Personal information
- Full name: Edwin Orlando Rivas Tambito
- Date of birth: January 8, 1992 (age 33)
- Place of birth: Los Angeles, California, United States
- Height: 1.80 m (5 ft 11 in)
- Position(s): Forward, Full-back

Team information
- Current team: Los Angeles Force
- Number: 92

Youth career
- 2008–2010: Real So Cal

College career
- Years: Team / Apps / (Gls)
- 2010–2014: Cal State Northridge Matadors

Senior career*
- Years: Team / Apps / (Gls)
- 2013: Ventura County Fusion / 7 / (0)
- 2014: Los Angeles Misioneros / 5 / (0)
- 2015: Toronto FC II / 18 / (1)
- 2017: L.A. Wolves
- 2018: California United FC II
- 2019: Las Vegas Lights / 18 / (1)
- 2020–2021: Xelajú / 17 / (1)
- 2021: Municipal / 6 / (0)
- 2021: Santa Lucía / 6 / (0)
- 2022–: Los Angeles Force / 35 / (6)

= Edwin Rivas =

American soccer player (born 1992)

Edwin Rivas (born January 8, 1992) is a Guatemalan-American soccer player who currently plays for Los Angeles Force in the National Independent Soccer Association.

==Career==
===College and amateur===
Rivas spent his entire college career at California State University, Northridge. He made a total of 78 appearances for the Matadors and tallied 17 goals and 10 assists.

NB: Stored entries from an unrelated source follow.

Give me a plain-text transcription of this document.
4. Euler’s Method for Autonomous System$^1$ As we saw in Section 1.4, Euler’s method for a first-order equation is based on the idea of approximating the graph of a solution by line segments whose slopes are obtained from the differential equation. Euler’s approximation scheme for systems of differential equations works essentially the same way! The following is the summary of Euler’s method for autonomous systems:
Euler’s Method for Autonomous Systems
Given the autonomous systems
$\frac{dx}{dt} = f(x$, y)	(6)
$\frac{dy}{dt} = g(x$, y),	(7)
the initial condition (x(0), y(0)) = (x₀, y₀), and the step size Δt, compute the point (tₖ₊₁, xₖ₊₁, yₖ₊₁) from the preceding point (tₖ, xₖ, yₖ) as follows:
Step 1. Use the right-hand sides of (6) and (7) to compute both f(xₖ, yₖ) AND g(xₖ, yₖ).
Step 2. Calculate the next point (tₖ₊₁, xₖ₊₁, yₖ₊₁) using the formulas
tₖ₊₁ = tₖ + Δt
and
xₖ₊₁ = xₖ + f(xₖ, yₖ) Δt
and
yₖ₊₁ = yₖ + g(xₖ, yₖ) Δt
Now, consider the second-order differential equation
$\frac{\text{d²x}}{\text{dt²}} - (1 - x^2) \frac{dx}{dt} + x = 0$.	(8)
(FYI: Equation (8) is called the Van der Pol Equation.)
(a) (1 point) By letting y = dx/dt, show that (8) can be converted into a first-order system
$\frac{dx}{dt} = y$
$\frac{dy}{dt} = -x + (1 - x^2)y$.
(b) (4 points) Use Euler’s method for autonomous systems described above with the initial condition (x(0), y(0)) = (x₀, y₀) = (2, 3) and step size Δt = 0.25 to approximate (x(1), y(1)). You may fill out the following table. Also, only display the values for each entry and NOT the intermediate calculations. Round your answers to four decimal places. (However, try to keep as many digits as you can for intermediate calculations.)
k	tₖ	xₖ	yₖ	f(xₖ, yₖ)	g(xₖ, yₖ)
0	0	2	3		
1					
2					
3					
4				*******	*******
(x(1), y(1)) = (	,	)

He also played in the Premier Development League for Ventura County Fusion and Los Angeles Misioneros.

===Professional===
On January 15, 2015, Rivas was selected in the second round (37th overall) of the 2015 MLS SuperDraft by Toronto FC. Two months later, he signed a professional contract with USL affiliate club Toronto FC II. He made his professional debut on April 19 in a 1–1 draw against Whitecaps FC 2. Rivas was let go at the end of the 2015 season as his contract was not renewed .

Rivas joined USL Championship side Las Vegas Lights on January 9, 2019.